A Home Office spokesperson said: “It is unacceptable for anyone in asylum accommodation to experience hostile or racist incidents and we ensure each incident is thoroughly investigated. We work closely with a range of organisations to ensure immediate support and assistance is provided to people living in the accommodation and if needed escalate to law enforcement.” Yet this approach waits for the problem to arise, for a person or group to be harmed or frightened, before intervening, instead of preventing the episode from occurring at all.

To begin with, abandoned, run-down and detention-like barracks are completely unsuitable for long-term accommodation and should be avoided, especially for victims of torture, armed conflicts or trafficking.

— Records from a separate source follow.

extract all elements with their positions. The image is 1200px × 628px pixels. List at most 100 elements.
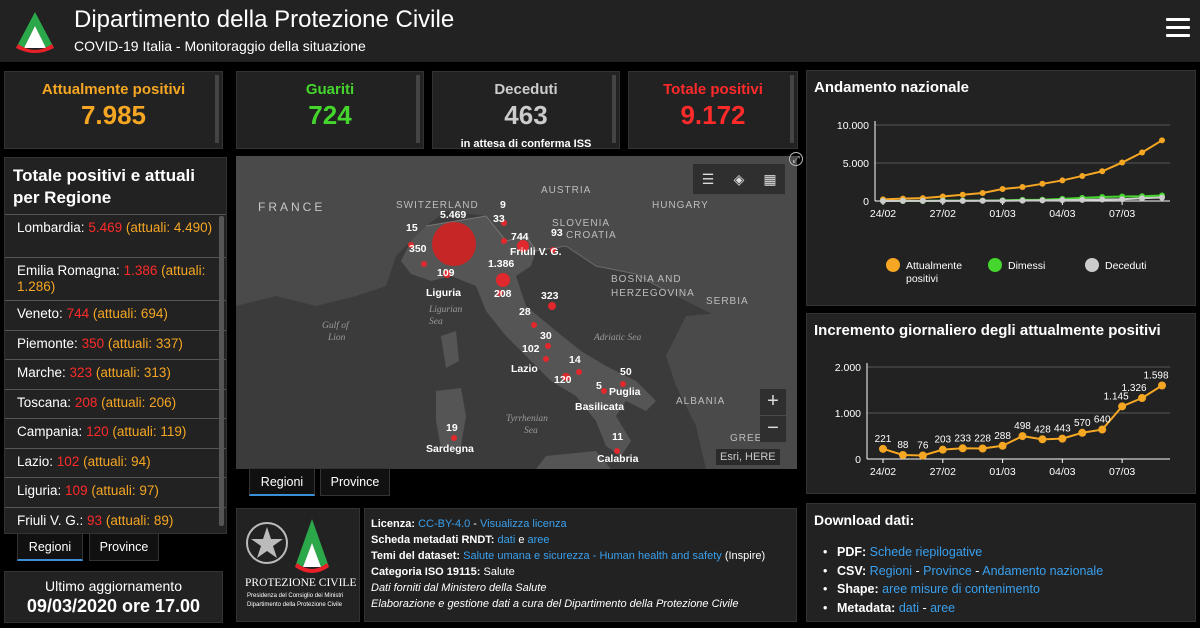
data-point[interactable] bbox=[1158, 381, 1166, 390]
data-point[interactable] bbox=[938, 445, 947, 454]
data-point[interactable] bbox=[1099, 168, 1106, 175]
map-point-marker[interactable] bbox=[501, 238, 507, 244]
map-point-marker[interactable] bbox=[421, 261, 427, 267]
download-link[interactable]: dati bbox=[898, 600, 919, 615]
hamburger-menu-icon[interactable] bbox=[1166, 18, 1190, 40]
data-point[interactable] bbox=[1038, 435, 1047, 444]
tab-regioni-list[interactable]: Regioni bbox=[17, 533, 83, 561]
data-point[interactable] bbox=[959, 197, 966, 204]
data-point[interactable] bbox=[979, 190, 986, 197]
fullscreen-icon[interactable]: ⤢ bbox=[789, 152, 803, 166]
metadata-areas-link[interactable]: aree bbox=[527, 534, 550, 546]
map-point-marker[interactable] bbox=[548, 302, 556, 310]
region-row[interactable]: Friuli V. G.: 93 (attuali: 89) bbox=[5, 506, 226, 534]
map-point-marker[interactable] bbox=[501, 220, 507, 226]
data-point[interactable] bbox=[1119, 196, 1126, 203]
tab-province-list[interactable]: Province bbox=[89, 533, 159, 561]
scrollbar[interactable] bbox=[416, 75, 420, 143]
download-link[interactable]: aree misure di contenimento bbox=[882, 582, 1040, 596]
data-point[interactable] bbox=[1019, 197, 1026, 204]
map-point-marker[interactable] bbox=[408, 242, 414, 248]
download-link[interactable]: Regioni bbox=[869, 563, 913, 578]
map-point-marker[interactable] bbox=[562, 373, 570, 381]
data-point[interactable] bbox=[1079, 172, 1086, 179]
region-row[interactable]: Emilia Romagna: 1.386 (attuali: 1.286) bbox=[5, 257, 226, 300]
download-link[interactable]: aree bbox=[930, 600, 956, 615]
map-point-marker[interactable] bbox=[614, 448, 620, 454]
metadata-data-link[interactable]: dati bbox=[497, 534, 516, 546]
region-row[interactable]: Veneto: 744 (attuali: 694) bbox=[5, 300, 226, 330]
map-point-marker[interactable] bbox=[443, 270, 451, 278]
map-view[interactable]: FRANCE SWITZERLAND AUSTRIA HUNGARY SLOVE… bbox=[236, 156, 797, 469]
data-point[interactable] bbox=[1118, 402, 1127, 411]
data-point[interactable] bbox=[1119, 159, 1126, 166]
data-point[interactable] bbox=[918, 451, 927, 460]
data-point[interactable] bbox=[999, 197, 1006, 204]
map-point-marker[interactable] bbox=[451, 435, 457, 441]
map-point-marker[interactable] bbox=[543, 356, 549, 362]
region-row[interactable]: Marche: 323 (attuali: 313) bbox=[5, 359, 226, 389]
data-point[interactable] bbox=[1159, 194, 1165, 201]
tab-regioni-map[interactable]: Regioni bbox=[249, 468, 315, 496]
legend-marker[interactable] bbox=[886, 258, 900, 272]
data-point[interactable] bbox=[1078, 428, 1087, 437]
data-point[interactable] bbox=[1059, 177, 1066, 184]
scrollbar[interactable] bbox=[215, 75, 219, 143]
data-point[interactable] bbox=[1079, 196, 1086, 203]
map-point-marker[interactable] bbox=[550, 247, 556, 253]
map-point-marker[interactable] bbox=[496, 273, 510, 287]
themes-link[interactable]: Salute umana e sicurezza - Human health … bbox=[463, 550, 722, 562]
map-point-marker[interactable] bbox=[601, 388, 607, 394]
map-point-marker[interactable] bbox=[531, 322, 537, 328]
data-point[interactable] bbox=[1159, 137, 1165, 144]
data-point[interactable] bbox=[998, 441, 1007, 450]
data-point[interactable] bbox=[898, 450, 907, 459]
tab-province-map[interactable]: Province bbox=[320, 468, 390, 496]
region-row[interactable]: Campania: 120 (attuali: 119) bbox=[5, 418, 226, 448]
data-point[interactable] bbox=[1139, 149, 1146, 156]
region-row[interactable]: Piemonte: 350 (attuali: 337) bbox=[5, 329, 226, 360]
map-point-marker[interactable] bbox=[545, 343, 551, 349]
map-point-marker[interactable] bbox=[432, 222, 476, 266]
data-point[interactable] bbox=[1099, 196, 1106, 203]
map-point-marker[interactable] bbox=[620, 381, 626, 387]
zoom-in-button[interactable]: + bbox=[760, 389, 786, 415]
zoom-out-button[interactable]: − bbox=[760, 416, 786, 442]
view-license-link[interactable]: Visualizza licenza bbox=[480, 518, 567, 530]
map-point-marker[interactable] bbox=[576, 369, 582, 375]
legend-marker[interactable] bbox=[988, 258, 1002, 272]
data-point[interactable] bbox=[979, 197, 986, 204]
data-point[interactable] bbox=[959, 191, 966, 198]
legend-list-icon[interactable]: ☰ bbox=[701, 171, 715, 187]
data-point[interactable] bbox=[939, 193, 946, 200]
map-canvas[interactable]: FRANCE SWITZERLAND AUSTRIA HUNGARY SLOVE… bbox=[236, 156, 797, 469]
download-link[interactable]: Schede riepilogative bbox=[869, 545, 983, 559]
data-point[interactable] bbox=[1098, 425, 1107, 434]
data-point[interactable] bbox=[1058, 434, 1067, 443]
download-link[interactable]: Andamento nazionale bbox=[982, 563, 1104, 578]
layers-icon[interactable]: ◈ bbox=[733, 171, 745, 187]
data-point[interactable] bbox=[958, 444, 967, 453]
map-point-marker[interactable] bbox=[517, 240, 529, 252]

The decision to host asylum seekers in similar conditions is politically motivated – by a government that insists on putting migrants’ lives in danger to discourage their arrival or their willingness to remain.

Euro-Med Human Rights Monitor calls on the UK Government to stop playing politics with lives and stop forcing vulnerable people to live in squalid and prison-like conditions that fuels estrangement, hostility, violence and racism; and to house all asylum seekers in safe and healthy homes within the community to encourage their integration, guarantee their physical and psychological wellbeing and prevent such racist abuses from occurring.